Learn more about SQL Server tools

mssqltips logo
giveaway
 

Tutorials          DBA          Dev          BI          Career          Categories          Webcasts          Whitepapers          Today's Tip          Join

Tutorials      DBA      Dev      BI      Categories      Webcasts

DBA    Dev    BI    Categories

 

Comparing SQL Server Datatypes, Size and Performance for Storing Numbers


By:   |   Read Comments (5)   |   Related Tips: 1 | 2 | 3 | More > Data Types

Attend a SQL Server Conference for FREE >> click to learn more


Problem

When more than one numeric SQL Server data type may be suitable for a field in a project, which data type should I choose? What implications might the choice of a data type have for storage and performance in SQL Server?

Solution

SQL Server has nine different data types for storing numeric information, but they have differences that may make them more or less suitable for different uses. Clearly, if you need to store a decimal value than the INT data type is inappropriate. Similarly, you would use DECIMAL or NUMERIC, instead of REAL, if you wanted to store an exact value since REAL stores an approximate value.

But there are times when there is more than one data type which could hold the values needed.

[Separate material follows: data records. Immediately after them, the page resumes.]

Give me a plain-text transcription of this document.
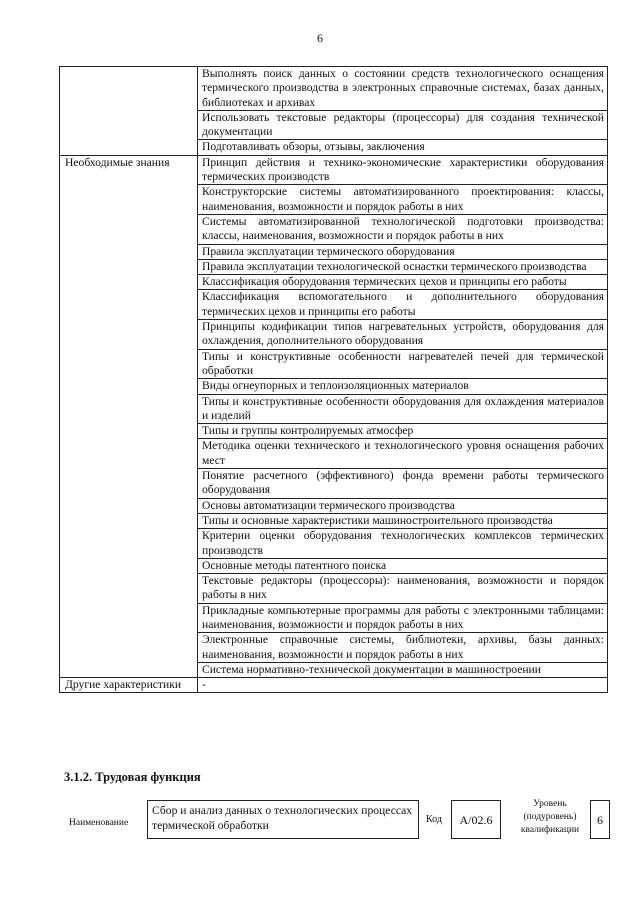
6
	Выполнять поиск данных о состоянии средств технологического оснащения термического производства в электронных справочные системах, базах данных, библиотеках и архивах
	Использовать текстовые редакторы (процессоры) для создания технической документации
	Подготавливать обзоры, отзывы, заключения
Необходимые знания	Принцип действия и технико-экономические характеристики оборудования термических производств
	Конструкторские системы автоматизированного проектирования: классы, наименования, возможности и порядок работы в них
	Системы автоматизированной технологической подготовки производства: классы, наименования, возможности и порядок работы в них
	Правила эксплуатации термического оборудования
	Правила эксплуатации технологической оснастки термического производства
	Классификация оборудования термических цехов и принципы его работы
	Классификация вспомогательного и дополнительного оборудования термических цехов и принципы его работы
	Принципы кодификации типов нагревательных устройств, оборудования для охлаждения, дополнительного оборудования
	Типы и конструктивные особенности нагревателей печей для термической обработки
	Виды огнеупорных и теплоизоляционных материалов
	Типы и конструктивные особенности оборудования для охлаждения материалов и изделий
	Типы и группы контролируемых атмосфер
	Методика оценки технического и технологического уровня оснащения рабочих мест
	Понятие расчетного (эффективного) фонда времени работы термического оборудования
	Основы автоматизации термического производства
	Типы и основные характеристики машиностроительного производства
	Критерии оценки оборудования технологических комплексов термических производств
	Основные методы патентного поиска
	Текстовые редакторы (процессоры): наименования, возможности и порядок работы в них
	Прикладные компьютерные программы для работы с электронными таблицами: наименования, возможности и порядок работы в них
	Электронные справочные системы, библиотеки, архивы, базы данных: наименования, возможности и порядок работы в них
	Система нормативно-технической документации в машиностроении
Другие характеристики	-
3.1.2. Трудовая функция
Наименование
Сбор и анализ данных о технологических процессах термической обработки	Код	A/02.6
Уровень (подуровень) квалификации
6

For instance, BIGINT or DECIMAL with its default values could almost always be used in place of INT. However, there are performance and size reasons to generally prefer the smaller data type. To look at this let us create three tables with 150 million rows and give them primary keys, but no other indexes. One will use INT, the other BIGINT, and the final one will use DECIMAL.

use test
GO

/* Purge any tables that already exist to start fresh*/

if OBJECT_ID('IntTbl', 'U') is not NULL
 drop table dbo.IntTbl

if OBJECT_ID('BigIntTbl', 'U') is not NULL
 drop table dbo.BigIntTbl

if OBJECT_ID('DecimalTbl', 'U') is not Null
 drop table dbo.DecimalTbl

/* Create the tables.
Each table will have three columns, mostly to ensure 
the rows are relatively sizable and to magnify the 
difference made by the size of the data types to make it easier to see.
The first column will be a direct count up to their number of rows. 
The second column will start at the maximum number of rows and go to 0.
The third column will be the first column times two.
Each table will have a primary key and its associated clustered index,
but will have no nonclustered indexes.*/

create table IntTbl 
 (col1 Int primary key, --No nonclustered IDX, but we'll have a PK
 col2 Int,
 col3 Int)

create table BigIntTbl 
 (col1 BigInt primary key, 
 col2 BigInt,
 col3 BigInt)

--Default Decimal, which has a default precision of 18 and scale of 0
create table DecimalTbl
 (col1 Decimal primary key, 
 col2 Decimal,
 col3 Decimal)

/* Create a variable to store the maximum number to insert.
Helps ensure all tables have the same number of inserts */
declare @maxValue int 
set @maxValue = 150000000 --150 Million

/*Now populate the tables.
The Tablock table hint is used to avoid potential issues with 
lock resources.
More one the use of TABLOCK at: 
http://timothyawiseman.wordpress.com/2014/05/26/dealing-with-sql-server-lock-resource-errors/
*/


insert into dbo.IntTbl with (TABLOCK) (col1, col2, col3) 
select top (@maxValue)
 row_number() over (order by s1.name) as col1,
 @maxValue - row_number() over (order by s1.name) as col2,
 row_number() over (order by s1.name) * 2 as col3
from master.dbo.syscolumns s1,
 master.dbo.syscolumns  s2


insert into dbo.BigIntTbl with (TABLOCK) (col1, col2, col3) 
select top (@maxValue)
 row_number() over (order by s1.name) as col1,
 @maxValue - row_number() over (order by s1.name) as col2,
 row_number() over (order by s1.name) * 2 as col3
from master.dbo.syscolumns s1,
 master.dbo.syscolumns  s2

insert into dbo.DecimalTbl with (TABLOCK) (col1, col2, col3)  
select top (@maxValue)
 row_number() over (order by s1.name) as col1,
 @maxValue - row_number() over (order by s1.name) as col2,
 row_number() over (order by s1.name) * 2 as col3
from master.dbo.syscolumns s1,
 master.dbo.syscolumns  s2

I set up a Python script to time a number of different possible operations on each of these tables. Each test was run 50 times with the results averaged. For instance, I had the server return a simple row count. In another test, I selected 100 values arbitrarily and then had the server return the rows with those values in the primary key.

Row Count Time Results
Select 100 Values Time Results

I also ran several other tests that aren't displayed to preserve space. In each of these tests, the table using DECIMAL came out substantially worse than the tables using INT and BIGINT. The picture with INT and BIGINT was much less clear and less consistent. The differences were often small between IntTbl and BigIntTbl. BigIntTbl occasionally outperformed IntTbl. But in most situations, INT came out slightly faster than BIGINT.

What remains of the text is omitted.